Three-Dimensional Ultrasound Imaging Examination
Three-dimensional ultrasound imaging technology is an emerging discipline in medical imaging. Initial research on three-dimensional ultrasound imaging began in 1970s and now it has entered the stage of clinical application. Its working principle is to create a three-dimensional image via computer using a series of images acquired under certain rules. Three-dimensional ultrasound can show the blood vessels and their positional relationships more clearly than two-dimensional ultrasound for the diagnosis of liver disease. Studies have shown that three-dimensional ultrasound imaging is superior to the two-dimensional ultrasound imaging in many aspects, such as liver morphology, edge of the liver, resolution, continuity of the intrahepatic vessels, and relationship between the liver and blood vessels around the liver [52].
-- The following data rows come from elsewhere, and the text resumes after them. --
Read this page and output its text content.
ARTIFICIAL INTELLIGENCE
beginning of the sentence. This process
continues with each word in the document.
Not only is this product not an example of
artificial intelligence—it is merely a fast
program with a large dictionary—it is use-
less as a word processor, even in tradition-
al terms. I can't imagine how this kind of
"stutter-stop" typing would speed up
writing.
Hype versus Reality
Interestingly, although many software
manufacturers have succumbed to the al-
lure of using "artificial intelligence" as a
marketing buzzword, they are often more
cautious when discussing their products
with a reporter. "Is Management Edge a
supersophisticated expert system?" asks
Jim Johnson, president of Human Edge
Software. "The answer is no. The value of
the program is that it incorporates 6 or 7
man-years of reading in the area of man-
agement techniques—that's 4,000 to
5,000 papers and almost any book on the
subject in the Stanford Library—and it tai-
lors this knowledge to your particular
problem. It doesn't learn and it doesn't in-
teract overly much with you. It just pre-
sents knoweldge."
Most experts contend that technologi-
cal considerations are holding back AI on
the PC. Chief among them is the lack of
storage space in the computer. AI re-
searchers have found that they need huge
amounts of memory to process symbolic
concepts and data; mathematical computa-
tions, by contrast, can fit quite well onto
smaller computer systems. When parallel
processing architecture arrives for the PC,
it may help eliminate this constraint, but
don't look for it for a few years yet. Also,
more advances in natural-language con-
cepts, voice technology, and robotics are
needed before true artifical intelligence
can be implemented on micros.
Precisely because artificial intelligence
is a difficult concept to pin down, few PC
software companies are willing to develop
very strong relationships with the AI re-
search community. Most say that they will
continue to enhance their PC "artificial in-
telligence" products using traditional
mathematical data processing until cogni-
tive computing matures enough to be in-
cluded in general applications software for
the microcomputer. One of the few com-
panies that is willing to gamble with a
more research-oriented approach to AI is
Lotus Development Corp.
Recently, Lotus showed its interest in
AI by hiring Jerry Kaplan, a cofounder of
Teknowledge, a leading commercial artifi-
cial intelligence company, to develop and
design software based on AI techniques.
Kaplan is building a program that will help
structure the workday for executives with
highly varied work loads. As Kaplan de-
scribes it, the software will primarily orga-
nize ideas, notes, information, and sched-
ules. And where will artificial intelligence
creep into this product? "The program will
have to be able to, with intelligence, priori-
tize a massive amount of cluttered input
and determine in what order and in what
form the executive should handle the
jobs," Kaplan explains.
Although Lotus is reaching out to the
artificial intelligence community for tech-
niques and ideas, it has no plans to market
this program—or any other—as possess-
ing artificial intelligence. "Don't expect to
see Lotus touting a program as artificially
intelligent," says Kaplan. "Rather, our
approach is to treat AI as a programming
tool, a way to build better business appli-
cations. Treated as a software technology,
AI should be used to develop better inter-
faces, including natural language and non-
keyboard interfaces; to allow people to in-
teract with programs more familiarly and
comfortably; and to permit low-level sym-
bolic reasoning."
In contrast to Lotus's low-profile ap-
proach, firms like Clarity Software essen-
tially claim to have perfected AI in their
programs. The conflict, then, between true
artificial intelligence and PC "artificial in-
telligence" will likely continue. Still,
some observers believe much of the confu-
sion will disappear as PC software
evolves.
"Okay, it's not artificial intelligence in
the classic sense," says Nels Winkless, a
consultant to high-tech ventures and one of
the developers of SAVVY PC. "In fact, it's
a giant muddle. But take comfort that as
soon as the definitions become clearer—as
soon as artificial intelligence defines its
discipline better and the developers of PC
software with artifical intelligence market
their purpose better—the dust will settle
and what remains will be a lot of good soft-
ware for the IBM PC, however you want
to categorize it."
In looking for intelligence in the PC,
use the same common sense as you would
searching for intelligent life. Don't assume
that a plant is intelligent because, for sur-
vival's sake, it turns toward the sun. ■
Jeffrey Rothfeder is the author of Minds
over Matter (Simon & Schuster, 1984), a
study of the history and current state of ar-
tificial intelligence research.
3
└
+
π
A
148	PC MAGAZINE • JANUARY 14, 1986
Ultrasound Elastography Examination
Ultrasound elastography is a new noninvasive diagnostic method for the assessment of liver fibrosis. Currently, there are three main methods used in clinical ultrasound elastography, including the following: real-time tissue elastograph (RTE), transient elastography (FibroScan, FS), and acoustic radiation force impulse (ARFI). The physical principles of these three diagnostic methods for assessing liver fibrosis are different. FS and ARFI base on shear wave elastography; however, RTE uses resilience-tissue elasticity to form images. The modulus of liver elasticity is liver stiffness, which is closely related to its pathological state. Several researchers confirmed the close relationship between liver tissue elasticity and the stages of liver fibrosis [53–55]. The ultrasound elastography technique, with its noninvasive and real-time detection of the soft tissue elasticity modulus, provides a new method for the detection of liver fibrosis and cirrhosis. The new technique avoids the significant risks of liver biopsy to assess liver fibrosis, and it is expected to become the ideal method for evaluating liver fibrosis. However, this new diagnostic method is currently in the research stage, and it has not been widely used in clinical practice. Additionally, its diagnostic accuracy for liver fibrosis caused by chronic HBV infection, alcohol abuse, and liver bile obstructive disease must be validated. Moreover, ultrasound elastography is limited to the identification of different stages of mild to moderate liver fibrosis. Furthermore, the cutoff values of the elastic modulus for predicting different fibrosis levels have not been unified. Therefore, more research is necessary to verify the diagnostic capabilities of ultrasound elastography to fully utilize its diagnostic capabilities.